Por essa demanda mundial, que visa a redução de emissões ou compensação de emissões, esse mercado vai acontecer. E acontece para o Brasil como uma oportunidade a partir do momento que a gente pode gerar crédito e acelerar uma economia verde que seria inviável sem a receita extraordinária desse crédito de carbono. E por outro lado pode ser uma ameaça, porque você forçar um mercado regulado mandatório e criar uma agência reguladora e fiscalizadora de gás do efeito estufa, pode virar custo Brasil. E esse é o cuidado que a gente precisa ter.
ControlMais – Em suma, a economia verde é boa. Como retratar o seu impacto na nação?
Joaquim Leite – Se você quiser uma economia verde global venha produzir no Brasil. A menor intensidade de carbono no mundo está no Brasil com uma capacidade de geração de riqueza bastante relevante por características naturais e econômicas. O Brasil tem características naturais que combinadas com características econômicas transformam ele em uma potência e aí provavelmente vai ser a primeira grande economia do mundo positiva para o meio ambiente. Porque ele vai conseguir produzir e ao mesmo tempo proteger essas áreas da biodiversidade, de ecossistemas marinhos. Da para fazer os dois. Se o mundo quiser ser mais verde, que venha produzir no Brasil, o país tem toda a capacidade de mostrar ao mundo que aqui você produz com menos emissões, aqui você produz com proteção do meio ambiente.
ControlMais – O Brasil pode se tornar um exemplo de que é possível alcançar os indicadores ambientais no novo acordo climático a partir dos recursos que tem?

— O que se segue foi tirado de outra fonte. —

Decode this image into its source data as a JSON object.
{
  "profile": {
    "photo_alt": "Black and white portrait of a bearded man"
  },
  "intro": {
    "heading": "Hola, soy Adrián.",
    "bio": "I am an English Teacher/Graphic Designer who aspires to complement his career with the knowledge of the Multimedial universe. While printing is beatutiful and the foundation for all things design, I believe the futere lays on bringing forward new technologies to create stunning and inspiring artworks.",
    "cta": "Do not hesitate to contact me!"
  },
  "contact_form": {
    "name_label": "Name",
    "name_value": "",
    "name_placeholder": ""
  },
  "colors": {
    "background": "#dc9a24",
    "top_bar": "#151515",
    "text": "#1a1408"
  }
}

Joaquim Leite – O Brasil tem que unir os dados e fatos e comunicar melhor todos esses indicadores ambientais e mostrar que sim.

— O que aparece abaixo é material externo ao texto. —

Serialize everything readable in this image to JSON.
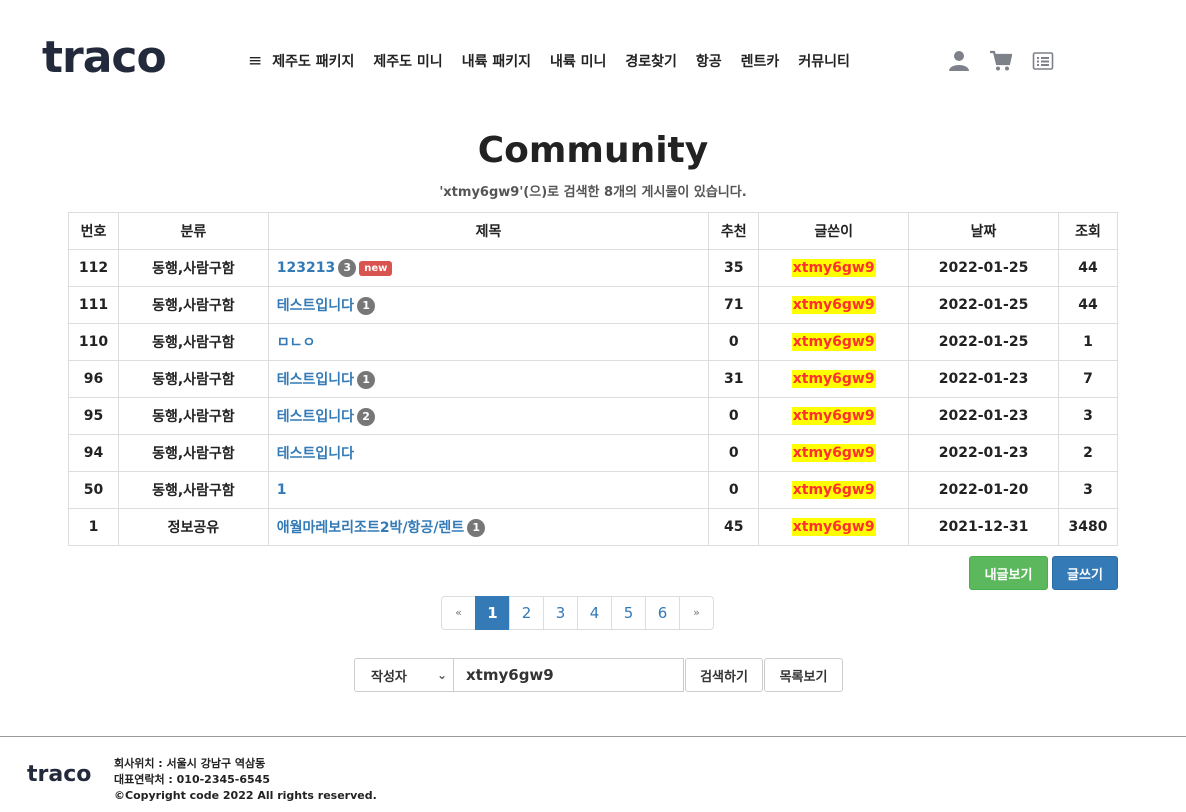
{
  "header": {
    "logo": "traco",
    "menu_icon": "≡",
    "nav": [
      "제주도 패키지",
      "제주도 미니",
      "내륙 패키지",
      "내륙 미니",
      "경로찾기",
      "항공",
      "렌트카",
      "커뮤니티"
    ],
    "icons": [
      "user-icon",
      "cart-icon",
      "list-icon"
    ]
  },
  "page": {
    "title": "Community",
    "subtitle": "'xtmy6gw9'(으)로 검색한 8개의 게시물이 있습니다."
  },
  "table": {
    "headers": [
      "번호",
      "분류",
      "제목",
      "추천",
      "글쓴이",
      "날짜",
      "조회"
    ],
    "rows": [
      {
        "no": "112",
        "category": "동행,사람구함",
        "title": "123213",
        "comments": "3",
        "new": "new",
        "likes": "35",
        "author": "xtmy6gw9",
        "date": "2022-01-25",
        "views": "44"
      },
      {
        "no": "111",
        "category": "동행,사람구함",
        "title": "테스트입니다",
        "comments": "1",
        "new": "",
        "likes": "71",
        "author": "xtmy6gw9",
        "date": "2022-01-25",
        "views": "44"
      },
      {
        "no": "110",
        "category": "동행,사람구함",
        "title": "ㅁㄴㅇ",
        "comments": "",
        "new": "",
        "likes": "0",
        "author": "xtmy6gw9",
        "date": "2022-01-25",
        "views": "1"
      },
      {
        "no": "96",
        "category": "동행,사람구함",
        "title": "테스트입니다",
        "comments": "1",
        "new": "",
        "likes": "31",
        "author": "xtmy6gw9",
        "date": "2022-01-23",
        "views": "7"
      },
      {
        "no": "95",
        "category": "동행,사람구함",
        "title": "테스트입니다",
        "comments": "2",
        "new": "",
        "likes": "0",
        "author": "xtmy6gw9",
        "date": "2022-01-23",
        "views": "3"
      },
      {
        "no": "94",
        "category": "동행,사람구함",
        "title": "테스트입니다",
        "comments": "",
        "new": "",
        "likes": "0",
        "author": "xtmy6gw9",
        "date": "2022-01-23",
        "views": "2"
      },
      {
        "no": "50",
        "category": "동행,사람구함",
        "title": "1",
        "comments": "",
        "new": "",
        "likes": "0",
        "author": "xtmy6gw9",
        "date": "2022-01-20",
        "views": "3"
      },
      {
        "no": "1",
        "category": "정보공유",
        "title": "애월마레보리조트2박/항공/렌트",
        "comments": "1",
        "new": "",
        "likes": "45",
        "author": "xtmy6gw9",
        "date": "2021-12-31",
        "views": "3480"
      }
    ]
  },
  "buttons": {
    "my_posts": "내글보기",
    "write": "글쓰기"
  },
  "pagination": {
    "prev": "«",
    "pages": [
      "1",
      "2",
      "3",
      "4",
      "5",
      "6"
    ],
    "active": "1",
    "next": "»"
  },
  "search": {
    "field_selected": "작성자",
    "query": "xtmy6gw9",
    "search_label": "검색하기",
    "list_label": "목록보기"
  },
  "footer": {
    "logo": "traco",
    "address": "회사위치 : 서울시 강남구 역삼동",
    "contact": "대표연락처 : 010-2345-6545",
    "copyright": "©Copyright code 2022 All rights reserved."
  },
  "colors": {
    "accent": "#337ab7",
    "green": "#5cb85c",
    "highlight_bg": "#ffff00",
    "highlight_text": "#ff3030",
    "new_badge": "#d9534f"
  }
}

Venha produzir aqui, consuma produto brasileiro; provavelmente ele está ajudando a proteger maior área de vegetação nativa do mundo e as pessoas como parte dessa cadeia, também irá proteger consumindo e investindo nos nossos produtos.
Nós temos 280 milhões de hectares protegidos dentro das áreas dos produtores rurais. Só pelo fato, quem consome produto brasileiro com certeza estará ajudando o país, o mundo a ser mais positivo para o meio ambiente.
O que o Brasil precisa fazer é atrelar esses indicadores de impacto positivo e essas características naturais que tem aos produtos, ao seu processo industrial, à atividade industrial, à atividade agrícola para mostrar ao mundo que o Brasil sim, é uma potência em relação aos indicadores ambientais.